Allora ecco che le peculiarità del contratto di assicurazione si rivelano rilevanti anche dalla prospettiva dell’assicurato. Nel regolamento contrattuale, di norma, si combinano tre tipologie di clausole: una prima, che disciplina l’oggetto dell’assicurazione in maniera ampia ,se non addirittura amplissima; una seconda, che esclude dalla garanzia una serie di danni; una terza, che include nella copertura buona parte dei rischi prima esclusi, previo pagamento di un eventuale sovrappremio; di conseguenza, posto che ogni delimitazione dell’oggetto del contratto determina uno spostamento dell’onere economico dall’assicuratore all’assicurato, tutte le volte in cui a ciò non faccia da contrappeso la riduzione del premio, la clausola di esonero o di limitazione della responsabilità potrebbe essere la spia del vantaggio che l’assicuratore si è ingiustificatamente riservato, non bastando evidentemente ad escluderlo il fatto che l’assicurato abbia consapevolmente accettato il piano propostogli dall’assicuratore.

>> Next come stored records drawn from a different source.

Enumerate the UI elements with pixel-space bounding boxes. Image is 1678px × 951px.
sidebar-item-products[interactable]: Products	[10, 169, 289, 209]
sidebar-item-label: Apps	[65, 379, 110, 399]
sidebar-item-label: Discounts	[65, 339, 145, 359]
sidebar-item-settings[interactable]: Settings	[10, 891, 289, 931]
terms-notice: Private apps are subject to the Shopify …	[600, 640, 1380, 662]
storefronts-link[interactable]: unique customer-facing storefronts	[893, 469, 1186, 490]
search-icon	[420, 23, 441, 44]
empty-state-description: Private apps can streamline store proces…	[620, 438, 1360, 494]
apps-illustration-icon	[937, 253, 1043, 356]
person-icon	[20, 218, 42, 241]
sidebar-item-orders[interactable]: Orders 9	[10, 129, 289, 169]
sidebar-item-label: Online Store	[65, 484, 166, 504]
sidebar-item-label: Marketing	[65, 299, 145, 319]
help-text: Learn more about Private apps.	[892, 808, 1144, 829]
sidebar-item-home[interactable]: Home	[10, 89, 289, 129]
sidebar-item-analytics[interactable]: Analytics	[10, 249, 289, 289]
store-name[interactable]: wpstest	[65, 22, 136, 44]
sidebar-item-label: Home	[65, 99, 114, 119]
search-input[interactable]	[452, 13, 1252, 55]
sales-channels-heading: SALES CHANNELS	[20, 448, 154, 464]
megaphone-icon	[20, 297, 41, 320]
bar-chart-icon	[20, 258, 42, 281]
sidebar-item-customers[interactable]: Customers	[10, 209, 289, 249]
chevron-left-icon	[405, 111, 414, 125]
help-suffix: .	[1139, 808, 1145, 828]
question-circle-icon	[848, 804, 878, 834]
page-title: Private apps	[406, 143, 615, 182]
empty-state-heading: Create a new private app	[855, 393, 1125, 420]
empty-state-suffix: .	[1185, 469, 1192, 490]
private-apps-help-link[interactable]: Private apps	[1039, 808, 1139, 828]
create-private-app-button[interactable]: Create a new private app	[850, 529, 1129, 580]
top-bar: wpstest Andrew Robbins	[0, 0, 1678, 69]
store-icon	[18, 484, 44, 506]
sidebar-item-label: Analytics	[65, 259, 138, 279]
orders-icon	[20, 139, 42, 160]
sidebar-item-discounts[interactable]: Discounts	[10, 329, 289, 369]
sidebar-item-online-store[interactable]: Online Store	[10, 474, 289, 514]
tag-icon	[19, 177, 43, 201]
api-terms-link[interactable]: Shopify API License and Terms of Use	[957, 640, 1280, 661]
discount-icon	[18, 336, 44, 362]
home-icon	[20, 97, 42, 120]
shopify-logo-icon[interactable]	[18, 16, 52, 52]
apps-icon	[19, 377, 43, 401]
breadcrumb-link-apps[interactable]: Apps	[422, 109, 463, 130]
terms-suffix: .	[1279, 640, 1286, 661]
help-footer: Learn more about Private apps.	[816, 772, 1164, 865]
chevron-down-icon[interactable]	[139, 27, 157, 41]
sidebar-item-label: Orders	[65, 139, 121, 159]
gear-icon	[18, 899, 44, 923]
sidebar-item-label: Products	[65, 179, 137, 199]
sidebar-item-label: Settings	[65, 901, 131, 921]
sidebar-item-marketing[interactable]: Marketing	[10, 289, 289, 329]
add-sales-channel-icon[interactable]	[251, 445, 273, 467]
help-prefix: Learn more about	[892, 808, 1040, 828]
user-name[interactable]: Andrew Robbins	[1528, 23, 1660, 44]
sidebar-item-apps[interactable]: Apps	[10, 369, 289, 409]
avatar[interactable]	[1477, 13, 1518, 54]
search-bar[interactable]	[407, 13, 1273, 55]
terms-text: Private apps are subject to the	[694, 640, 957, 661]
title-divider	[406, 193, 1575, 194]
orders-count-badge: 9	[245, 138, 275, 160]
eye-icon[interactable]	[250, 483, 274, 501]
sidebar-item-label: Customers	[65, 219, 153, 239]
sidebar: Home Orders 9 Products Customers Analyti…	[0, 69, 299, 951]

Si rileva, dunque, necessario verificare se il piano di distribuzione dei rischi soddisfi il requisito della causa in concreto “sotto il profilo della liceità e dell’adeguatezza dell’assetto sinallagmatico rispetto agli specifici interessi perseguiti dalle parti” (Cass., Sez. Un., 24/09/2018, n. 22437; Cass.25/06/2019, n. 16902) o se vi siano gli estremi di uno squilibrio significativo tra i diritti e gli obblighi delle parti, che è quanto si verifica allorché venga messa in dubbio — proprio per la presenza di clausole di delimitazione del rischio — la ricorrenza dell’interesse effettivo di una delle parti per la stipulazione del contratto, sanzionando quelle pattuizioni che valgano ad assicurare un rischio nullo o cessato, rispettivamente, per difetto originario, ex art. 1904 c.c. o sopravvenuto, ex art. 1896 c.c., della causa dello spostamento patrimoniale a carico del contraente, sicché il premio non risulti sorretto da alcuna giustificazione, poiché difetta il rischio.